Pas question d'oublier la véritable guerre ouverte en permanence par les cheminots contre le peuple français. Depuis des décennies, la vie quotidienne de millions de Français, et en particulier de 10 millions de banlieusards, est empoisonnée par des grèves à répétition qui ont pour résultat que brusquement les usagers sont cloués sur le quai. Aux grèves à répétition, s'ajoutent les retards permanents, en particulier dans la banlieue où jamais personne n’est sûr de trouver son train à l’heure. Il est évident que si le droit de grève est abusivement inscrit dans la constitution, le droit de circuler librement est inscrit dans le droit des gens et devrait être très supérieur au droit de grève.

L’état de guerre, s’il se manifeste par ces grèves et ces retards, s'est opéré aussi sur des années par la charge imposée au peuple français sur le plan financier par la Société nationale des chemins de fer français (SNCF). Cette charge insupportable est due à la gestion désastreuse d'une entreprise nationale et en plus aux avantages inconsidérés accordés à ses agents, ainsi qu’à la richesse personnelle des chefs syndicalistes, véritables propriétaires de l’entreprise.

Le plus abominable est hélas la quasi-destruction de l'éducation nationale, qui est soumise à la dictature des syndicats. L'Évangile nous apprend l'importance des petits enfants. Les syndicats détestent les enfants pour avoir engagé des générations dans le drame de l'illettrisme dont ils gardent les traces toute leur vie.

Quant au Medef, bornons-nous à signaler que certains patrons sont aussi assis confortablement dans des sinécures syndicales.

Si l'on ajoute aux points légitimement signalés par Yvon Gattaz la liste impressionnante des dommages ci-dessus énumérés, on touche réellement aux racines du désastre français.

Que faire?

Il n'est pas possible de comprendre cette incroyable situation si on néglige le pouvoir quasi dictatorial qu'exercent les syndicats. En 2007 – et par deux fois! –, le nouveau pouvoir a donné publiquement les clés de la maison France à un quarteron de chefs syndicalistes. D'abord au pavillon de la lanterne et ensuite à l'Élysée. Ce faisant il se liait les mains et jetait les bases de la catastrophe économique et sociale qui suivit.
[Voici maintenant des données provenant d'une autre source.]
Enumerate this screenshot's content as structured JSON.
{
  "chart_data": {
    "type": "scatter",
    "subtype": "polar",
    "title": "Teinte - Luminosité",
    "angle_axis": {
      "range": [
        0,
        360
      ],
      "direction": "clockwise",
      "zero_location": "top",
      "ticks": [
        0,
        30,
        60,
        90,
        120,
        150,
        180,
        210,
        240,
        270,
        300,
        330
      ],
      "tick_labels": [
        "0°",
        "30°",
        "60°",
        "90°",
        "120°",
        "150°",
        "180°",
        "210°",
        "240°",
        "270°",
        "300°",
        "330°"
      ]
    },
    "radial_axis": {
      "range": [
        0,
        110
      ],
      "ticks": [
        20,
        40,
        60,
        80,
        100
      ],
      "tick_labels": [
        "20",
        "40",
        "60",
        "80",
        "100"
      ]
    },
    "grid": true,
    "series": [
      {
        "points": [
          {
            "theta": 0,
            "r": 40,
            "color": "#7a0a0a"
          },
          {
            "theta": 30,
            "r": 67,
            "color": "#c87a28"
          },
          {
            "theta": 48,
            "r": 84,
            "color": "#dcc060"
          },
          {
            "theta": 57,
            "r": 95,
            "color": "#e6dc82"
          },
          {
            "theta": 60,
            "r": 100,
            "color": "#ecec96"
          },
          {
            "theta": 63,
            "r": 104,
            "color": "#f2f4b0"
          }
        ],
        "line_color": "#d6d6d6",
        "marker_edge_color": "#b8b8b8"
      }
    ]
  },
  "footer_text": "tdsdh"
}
C'est pour cela qu'ils ne se gênent pas pour déclencher des grèves, selon leur bon plaisir, comme on l’a vu le 7 septembre, même s'ils peinent à créer le succès.

Pour la même raison, et au sujet des retraites, ils arrivent à empêcher à eux seuls la création d'un système de capitalisation en remplacement de la répartition en faillite, le pouvoir s'agenouillant devant ce diktat pour se consacrer à un rapiéçage sans effet aucun. Ce comportement est quasi criminel.

Il n'est toutefois jamais trop tard pour bien faire.

Lors de son arrivée au pouvoir, Madame Thatcher s'est heurtée à des syndicats bien plus puissants que les nôtres. Avec une stratégie adaptée, elle les a vaincus. Peut-on espérer que quelqu'un un jour sauvera la France de la dictature syndicale avec une communication et une stratégie adaptées? Certes.

La petite fée espérance est toujours là.

----------------------------------------------------------------------------------------------------
* Michel de Poncins écrit les flashes du Tocqueville Magazine et est l'auteur de quelques livres.